Re: [PATCH] sched/core: expand sched_getaffinity(2) to return number of CPUs

From: Florian Weimer
Date: Fri Apr 05 2019 - 06:16:45 EST


* Peter Zijlstra:

> On Wed, Apr 03, 2019 at 11:08:09PM +0300, Alexey Dobriyan wrote:
>> Currently there is no easy way to get the number of CPUs on the system.

The size of the affinity mask is only related to the number of CPUs in
the system in such a way that the number of CPUs cannot be larger than
the number of bits in the affinity mask.

>> Glibc in particular shipped with 1024 CPUs support maximum at some point
>> which is quite surprising as glibc maitainers should know better.

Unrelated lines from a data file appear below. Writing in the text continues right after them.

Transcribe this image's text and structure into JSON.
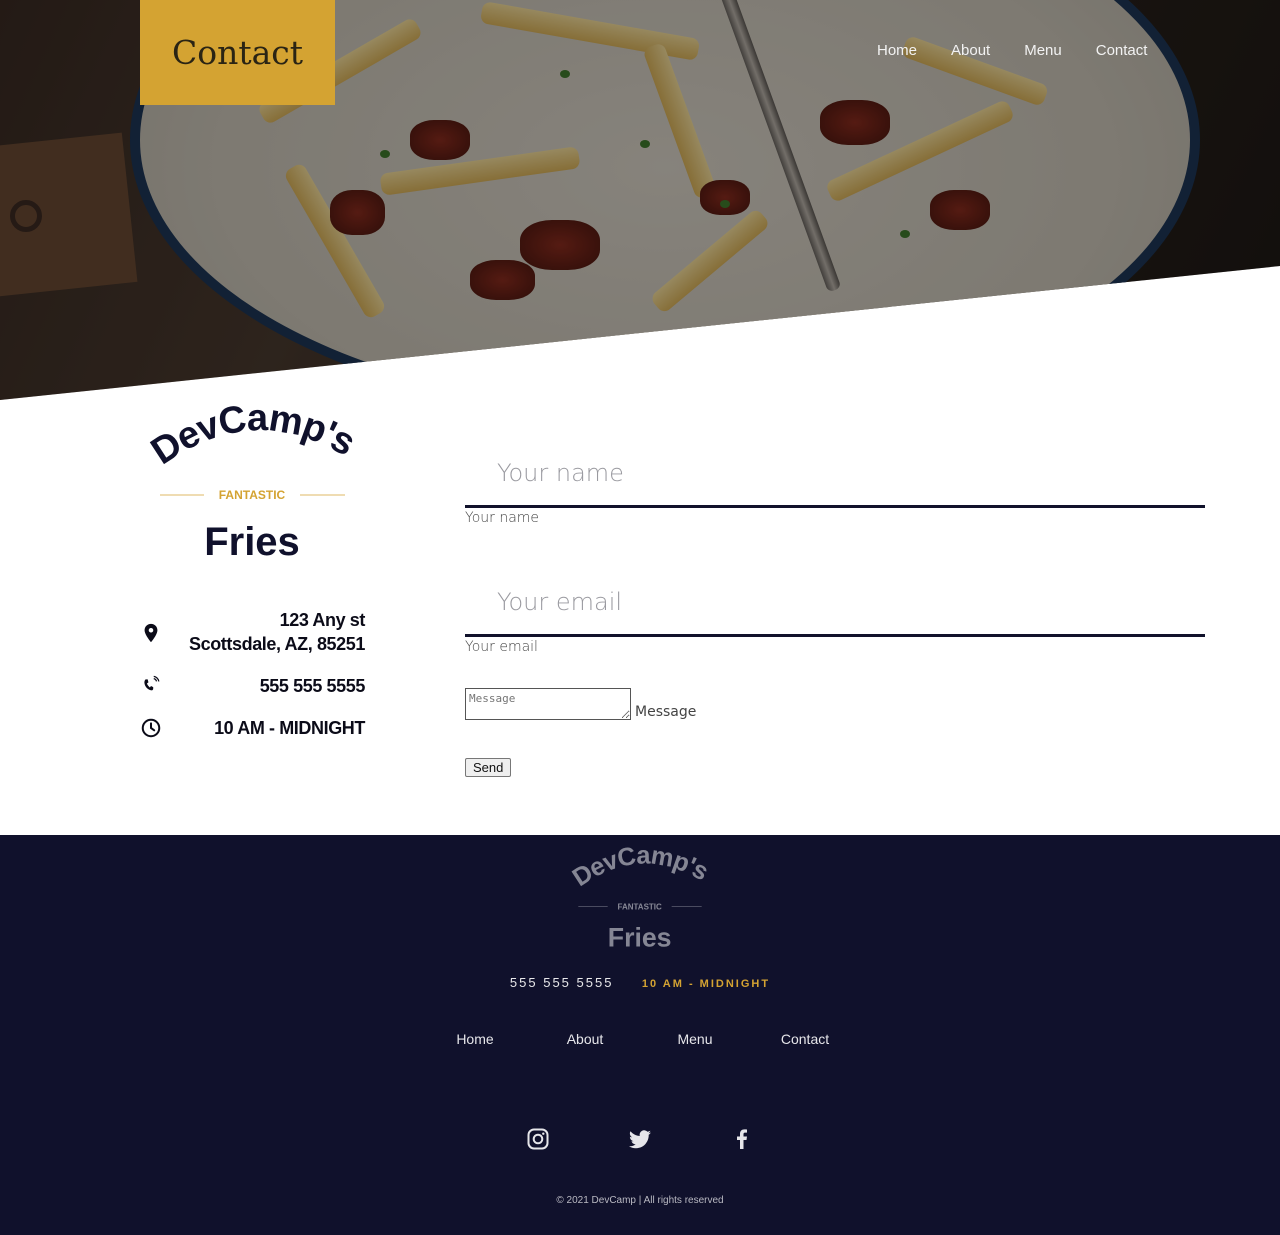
{
  "page_title": "Contact",
  "nav": [
    {
      "label": "Home"
    },
    {
      "label": "About"
    },
    {
      "label": "Menu"
    },
    {
      "label": "Contact"
    }
  ],
  "brand": {
    "name_top": "DevCamp's",
    "tagline": "FANTASTIC",
    "name_bottom": "Fries",
    "accent": "#d4a332",
    "navy": "#10112c"
  },
  "contact": {
    "address_line1": "123 Any st",
    "address_line2": "Scottsdale, AZ, 85251",
    "phone": "555 555 5555",
    "hours": "10 AM - MIDNIGHT",
    "icons": [
      "map-pin-icon",
      "phone-icon",
      "clock-icon"
    ]
  },
  "form": {
    "name_placeholder": "Your name",
    "name_label": "Your name",
    "email_placeholder": "Your email",
    "email_label": "Your email",
    "message_placeholder": "Message",
    "message_label": "Message",
    "send_label": "Send"
  },
  "footer": {
    "phone": "555 555 5555",
    "hours": "10 AM - MIDNIGHT",
    "nav": [
      {
        "label": "Home"
      },
      {
        "label": "About"
      },
      {
        "label": "Menu"
      },
      {
        "label": "Contact"
      }
    ],
    "social": [
      "instagram-icon",
      "twitter-icon",
      "facebook-icon"
    ],
    "copyright": "© 2021 DevCamp | All rights reserved"
  }
}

This dates back to a time when the kernel was never going to support
more than 1024 CPUs.

A lot of distribution kernels still enforce a hard limit, which papers
over firmware bugs which tell the kernel that the system can be
hot-plugged to a ridiculous number of sockets/CPUs.

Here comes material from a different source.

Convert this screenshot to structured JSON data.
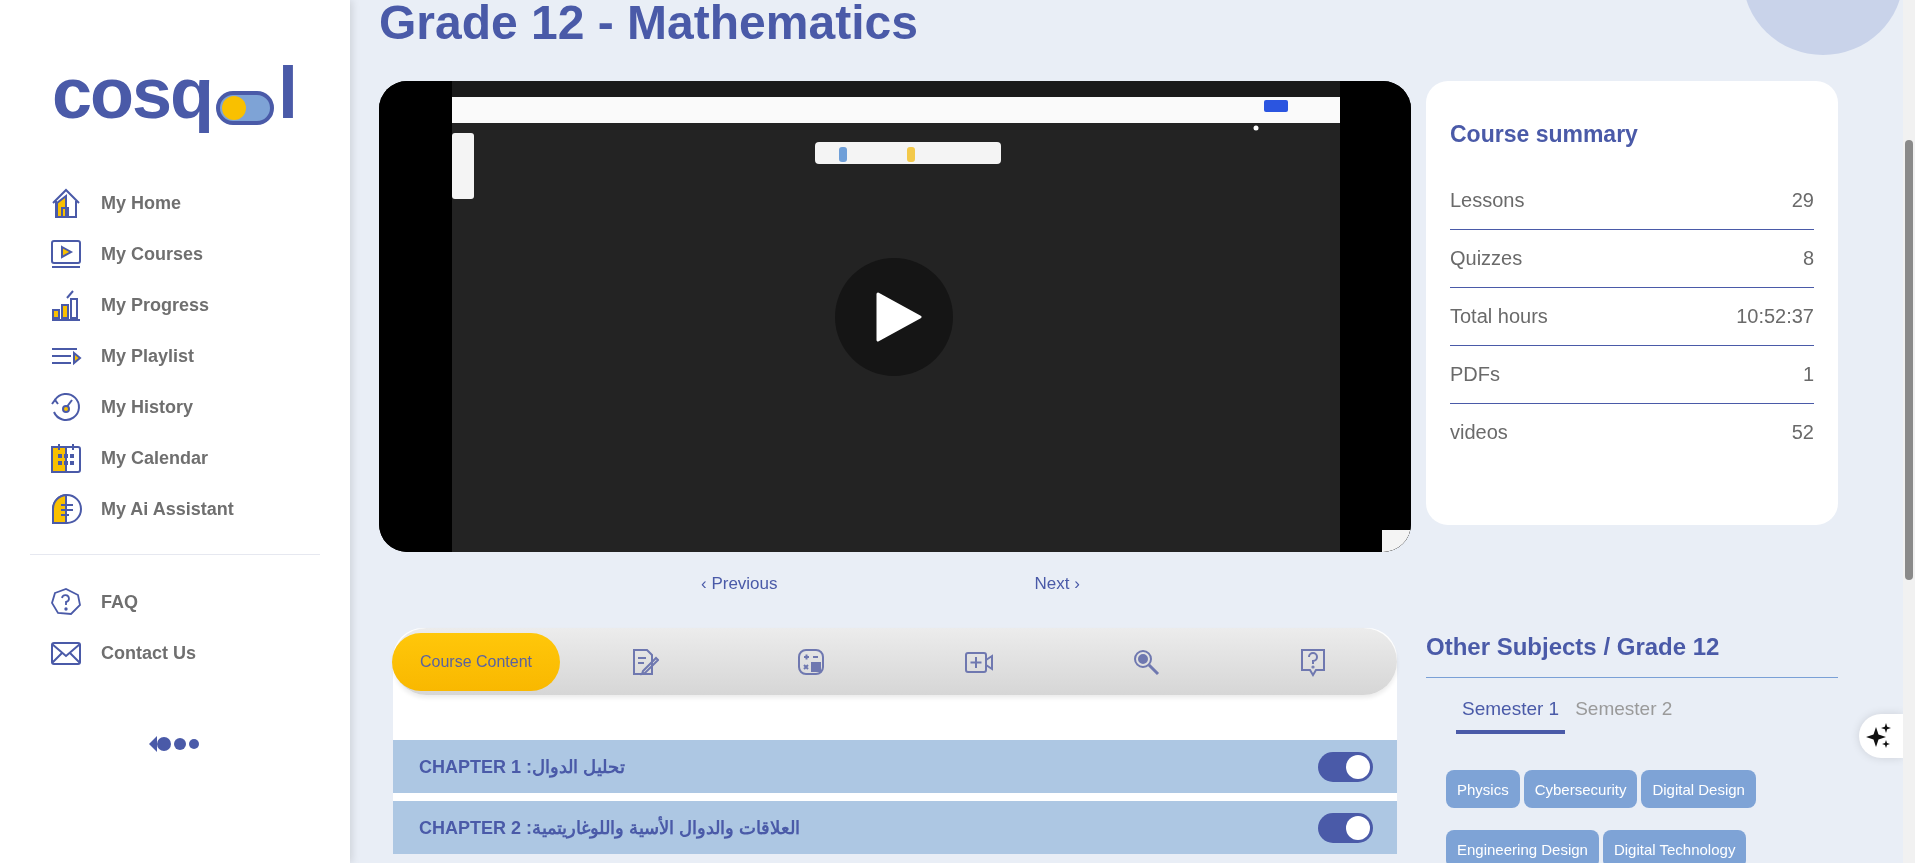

>> Another group dynamically grow buffer until cpumask fits. This is
>> inefficient as multiple system calls are done.
>>
>> Nobody seems to parse "/sys/devices/system/cpu/possible".
>> Even if someone does, parsing sysfs is much slower than necessary.
>
> True; but I suppose glibc already does lots of that anyway, right? It
> does contain the right information.

If I recall correctly my last investigation,
/sys/devices/system/cpu/possible does not reflect the size of the
affinity mask, either.

>> Patch overloads sched_getaffinity(len=0) to simply return "nr_cpu_ids".
>> This will make gettting CPU mask require at most 2 system calls
>> and will eliminate unnecessary code.
>>
>> len=0 is chosen so that
>> * passing zeroes is the simplest thing
>>
>> syscall(__NR_sched_getaffinity, 0, 0, NULL)
>>
>> will simply do the right thing,
>>
>> * old kernels returned -EINVAL unconditionally.
>>
>> Note: glibc segfaults upon exiting from system call because it tries to
>> clear the rest of the buffer if return value is positive, so
>> applications will have to use syscall(3).
>> Good news is that it proves noone uses sched_getaffinity(pid, 0, NULL).

Given that old kernels fail with EINVAL, that evidence is fairly
restricted.

I'm not sure if it's a good idea to overload this interface. I expect
that users will want to call sched_getaffinity (the system call wrapper)
with cpusetsize == 0 to query the value, so there will be pressure on
glibc to remove the memset. At that point we have an API that obscurely
fails with old glibc versions, but suceeds with newer ones, which isn't
great.

Thanks,
Florian